Dans ces dernières années, deux accords intervenus entre le gouvernement anglo-indien et l’émir d’Afghanistan ont resserré encore les liens qui unissent ce pays à l’Angleterre. La mission Mortimer Durand a obtenu, en 1893, de la part de l’émir Abdurrhaman confirmation de ses engagemens antérieurs, et, pour le dédommager de la cession de ses territoires à l’Est des monts Souleïman, lui a alloué une somme annuelle de trois millions de francs.

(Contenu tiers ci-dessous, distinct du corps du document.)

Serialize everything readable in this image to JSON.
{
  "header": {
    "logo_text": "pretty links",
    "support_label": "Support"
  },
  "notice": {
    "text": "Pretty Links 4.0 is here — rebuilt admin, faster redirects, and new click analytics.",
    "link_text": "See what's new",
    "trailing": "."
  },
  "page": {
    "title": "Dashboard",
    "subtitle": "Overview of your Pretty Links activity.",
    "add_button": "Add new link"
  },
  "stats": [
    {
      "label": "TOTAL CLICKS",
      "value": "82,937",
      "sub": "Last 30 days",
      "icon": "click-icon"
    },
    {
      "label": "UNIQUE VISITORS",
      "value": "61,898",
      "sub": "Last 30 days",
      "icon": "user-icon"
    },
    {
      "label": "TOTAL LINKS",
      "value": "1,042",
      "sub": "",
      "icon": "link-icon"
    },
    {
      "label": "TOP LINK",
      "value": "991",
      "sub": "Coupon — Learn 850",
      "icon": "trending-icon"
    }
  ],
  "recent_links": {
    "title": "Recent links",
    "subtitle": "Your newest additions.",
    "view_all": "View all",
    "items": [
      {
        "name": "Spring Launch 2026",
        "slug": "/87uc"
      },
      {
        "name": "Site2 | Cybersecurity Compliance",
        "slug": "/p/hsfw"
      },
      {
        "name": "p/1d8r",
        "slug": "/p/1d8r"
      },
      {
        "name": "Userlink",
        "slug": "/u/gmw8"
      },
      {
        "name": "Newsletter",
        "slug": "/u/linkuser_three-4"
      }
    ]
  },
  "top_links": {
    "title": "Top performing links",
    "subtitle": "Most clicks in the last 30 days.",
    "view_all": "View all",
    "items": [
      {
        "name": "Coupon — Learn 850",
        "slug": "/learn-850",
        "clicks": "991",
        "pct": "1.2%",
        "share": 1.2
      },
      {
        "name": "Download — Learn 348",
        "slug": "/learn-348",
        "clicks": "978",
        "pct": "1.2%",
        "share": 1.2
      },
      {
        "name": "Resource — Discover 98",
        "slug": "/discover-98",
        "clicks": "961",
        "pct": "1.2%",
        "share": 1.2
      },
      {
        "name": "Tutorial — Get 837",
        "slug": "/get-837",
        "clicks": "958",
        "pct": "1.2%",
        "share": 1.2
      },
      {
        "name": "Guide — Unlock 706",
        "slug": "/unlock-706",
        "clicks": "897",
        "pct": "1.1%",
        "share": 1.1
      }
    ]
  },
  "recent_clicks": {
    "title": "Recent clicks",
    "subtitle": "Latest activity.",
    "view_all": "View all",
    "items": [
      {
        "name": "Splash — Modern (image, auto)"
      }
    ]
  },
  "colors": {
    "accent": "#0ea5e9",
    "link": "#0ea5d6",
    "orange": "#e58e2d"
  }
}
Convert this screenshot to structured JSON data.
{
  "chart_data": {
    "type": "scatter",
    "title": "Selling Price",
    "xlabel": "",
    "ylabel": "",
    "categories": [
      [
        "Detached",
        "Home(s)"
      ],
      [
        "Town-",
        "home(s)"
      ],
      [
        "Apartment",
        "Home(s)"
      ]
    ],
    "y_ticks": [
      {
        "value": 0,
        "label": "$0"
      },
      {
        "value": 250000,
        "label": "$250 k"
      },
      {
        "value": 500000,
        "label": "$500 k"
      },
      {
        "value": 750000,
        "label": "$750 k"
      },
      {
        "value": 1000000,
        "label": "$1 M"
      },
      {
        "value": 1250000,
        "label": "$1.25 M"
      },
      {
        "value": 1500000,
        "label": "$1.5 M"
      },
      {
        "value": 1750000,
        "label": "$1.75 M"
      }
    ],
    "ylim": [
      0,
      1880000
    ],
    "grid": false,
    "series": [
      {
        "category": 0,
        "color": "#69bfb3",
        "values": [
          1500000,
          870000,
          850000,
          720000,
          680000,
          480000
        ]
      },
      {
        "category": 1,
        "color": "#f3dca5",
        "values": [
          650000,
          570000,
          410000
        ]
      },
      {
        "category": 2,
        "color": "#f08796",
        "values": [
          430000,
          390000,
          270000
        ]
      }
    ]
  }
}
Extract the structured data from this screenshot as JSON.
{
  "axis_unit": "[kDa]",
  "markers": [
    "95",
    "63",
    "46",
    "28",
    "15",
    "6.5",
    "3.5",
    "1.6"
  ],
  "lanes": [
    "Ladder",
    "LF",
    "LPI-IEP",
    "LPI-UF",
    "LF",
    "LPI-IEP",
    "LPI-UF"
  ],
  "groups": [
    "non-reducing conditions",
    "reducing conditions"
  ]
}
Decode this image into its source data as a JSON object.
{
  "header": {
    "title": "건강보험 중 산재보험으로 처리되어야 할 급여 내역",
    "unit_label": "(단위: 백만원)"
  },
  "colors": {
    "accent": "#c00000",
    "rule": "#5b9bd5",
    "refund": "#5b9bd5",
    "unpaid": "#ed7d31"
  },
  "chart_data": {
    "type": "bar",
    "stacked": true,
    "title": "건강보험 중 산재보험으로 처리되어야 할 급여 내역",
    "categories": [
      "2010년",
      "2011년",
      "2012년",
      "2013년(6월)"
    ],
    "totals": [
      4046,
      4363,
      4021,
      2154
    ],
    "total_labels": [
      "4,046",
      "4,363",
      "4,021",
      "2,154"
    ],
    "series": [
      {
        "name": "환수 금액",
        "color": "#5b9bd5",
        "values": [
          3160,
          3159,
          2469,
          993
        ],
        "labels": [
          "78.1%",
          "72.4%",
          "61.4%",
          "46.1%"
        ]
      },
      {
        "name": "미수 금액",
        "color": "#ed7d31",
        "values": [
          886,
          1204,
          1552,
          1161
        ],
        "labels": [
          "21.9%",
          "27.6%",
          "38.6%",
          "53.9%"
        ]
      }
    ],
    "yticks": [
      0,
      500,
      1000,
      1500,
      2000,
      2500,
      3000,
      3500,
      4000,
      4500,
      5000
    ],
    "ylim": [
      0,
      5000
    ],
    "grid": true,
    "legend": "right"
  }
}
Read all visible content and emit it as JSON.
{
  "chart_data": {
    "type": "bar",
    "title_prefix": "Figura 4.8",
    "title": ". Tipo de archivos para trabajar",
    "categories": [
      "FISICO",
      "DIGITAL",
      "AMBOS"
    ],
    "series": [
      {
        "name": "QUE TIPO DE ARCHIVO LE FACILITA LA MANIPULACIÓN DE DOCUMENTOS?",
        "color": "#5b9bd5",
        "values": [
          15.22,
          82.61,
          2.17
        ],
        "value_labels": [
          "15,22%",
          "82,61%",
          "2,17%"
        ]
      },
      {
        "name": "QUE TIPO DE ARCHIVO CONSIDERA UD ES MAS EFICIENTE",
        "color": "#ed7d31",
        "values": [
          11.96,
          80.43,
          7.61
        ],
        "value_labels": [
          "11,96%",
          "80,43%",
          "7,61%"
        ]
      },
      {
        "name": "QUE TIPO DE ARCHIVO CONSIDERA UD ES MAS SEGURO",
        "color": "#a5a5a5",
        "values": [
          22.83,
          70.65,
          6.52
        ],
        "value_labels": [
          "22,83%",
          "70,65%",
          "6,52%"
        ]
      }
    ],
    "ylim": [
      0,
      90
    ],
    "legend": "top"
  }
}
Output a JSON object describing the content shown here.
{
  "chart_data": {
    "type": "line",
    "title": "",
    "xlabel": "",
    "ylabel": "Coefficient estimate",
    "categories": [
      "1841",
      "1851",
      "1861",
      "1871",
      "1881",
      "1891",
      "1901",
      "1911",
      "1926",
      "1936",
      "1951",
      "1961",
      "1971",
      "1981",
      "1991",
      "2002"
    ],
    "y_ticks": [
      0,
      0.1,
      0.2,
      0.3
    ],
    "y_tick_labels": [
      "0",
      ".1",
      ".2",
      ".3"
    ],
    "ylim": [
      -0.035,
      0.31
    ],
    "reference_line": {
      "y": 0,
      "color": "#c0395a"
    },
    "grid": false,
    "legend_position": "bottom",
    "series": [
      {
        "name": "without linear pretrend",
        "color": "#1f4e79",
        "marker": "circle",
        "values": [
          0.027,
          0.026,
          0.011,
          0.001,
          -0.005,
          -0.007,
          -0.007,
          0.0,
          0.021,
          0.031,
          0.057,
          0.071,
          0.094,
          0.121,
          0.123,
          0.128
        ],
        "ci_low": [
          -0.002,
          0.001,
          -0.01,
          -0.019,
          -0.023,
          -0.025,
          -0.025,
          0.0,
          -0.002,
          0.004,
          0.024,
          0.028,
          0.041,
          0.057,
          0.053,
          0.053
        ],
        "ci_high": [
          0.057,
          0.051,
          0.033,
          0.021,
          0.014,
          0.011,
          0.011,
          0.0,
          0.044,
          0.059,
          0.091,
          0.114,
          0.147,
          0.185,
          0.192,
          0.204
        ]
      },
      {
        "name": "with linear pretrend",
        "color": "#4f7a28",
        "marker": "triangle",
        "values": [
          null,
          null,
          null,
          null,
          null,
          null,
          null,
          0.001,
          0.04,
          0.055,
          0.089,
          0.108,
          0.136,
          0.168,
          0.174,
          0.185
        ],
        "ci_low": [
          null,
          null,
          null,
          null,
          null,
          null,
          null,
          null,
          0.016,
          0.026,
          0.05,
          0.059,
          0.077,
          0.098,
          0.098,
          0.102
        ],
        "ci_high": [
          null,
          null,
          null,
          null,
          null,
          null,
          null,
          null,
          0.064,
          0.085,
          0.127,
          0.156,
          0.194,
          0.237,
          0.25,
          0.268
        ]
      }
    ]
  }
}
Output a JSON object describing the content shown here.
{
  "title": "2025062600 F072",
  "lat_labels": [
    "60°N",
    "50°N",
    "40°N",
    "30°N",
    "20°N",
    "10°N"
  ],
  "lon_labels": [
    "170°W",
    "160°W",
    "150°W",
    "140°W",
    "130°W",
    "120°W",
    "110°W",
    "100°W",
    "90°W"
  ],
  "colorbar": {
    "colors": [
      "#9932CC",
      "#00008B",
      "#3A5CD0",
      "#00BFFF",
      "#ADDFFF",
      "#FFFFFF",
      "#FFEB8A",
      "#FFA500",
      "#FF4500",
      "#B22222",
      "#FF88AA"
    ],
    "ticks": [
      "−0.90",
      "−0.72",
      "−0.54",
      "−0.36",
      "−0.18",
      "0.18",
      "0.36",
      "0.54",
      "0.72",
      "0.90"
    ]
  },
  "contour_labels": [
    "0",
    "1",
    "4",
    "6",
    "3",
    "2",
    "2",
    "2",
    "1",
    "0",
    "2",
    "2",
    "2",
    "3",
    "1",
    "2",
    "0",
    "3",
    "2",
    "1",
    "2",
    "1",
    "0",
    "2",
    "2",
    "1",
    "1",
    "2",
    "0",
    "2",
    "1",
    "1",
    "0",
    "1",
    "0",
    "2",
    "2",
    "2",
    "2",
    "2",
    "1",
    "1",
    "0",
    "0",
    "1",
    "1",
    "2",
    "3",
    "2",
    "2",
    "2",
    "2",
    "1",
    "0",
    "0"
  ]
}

Par un second accord conclu en 1905, Habib-Oulla, successeur d’Abdurrhaman, s’est engagé « à remplir les clauses des accords signés par son père avec la Grande-Bretagne au sujet des affaires extérieures et intérieures de l’Afghanistan, et à n’y contrevenir par aucune action et par aucune promesse. » Sous ces termes, il faut entendre les accords conclus entre le gouvernement anglo-indien et Abdurrhaman au moment de l’accession au trône de ce dernier et lors de la mission de sir Mortimer Durand, en 1893, à Caboul.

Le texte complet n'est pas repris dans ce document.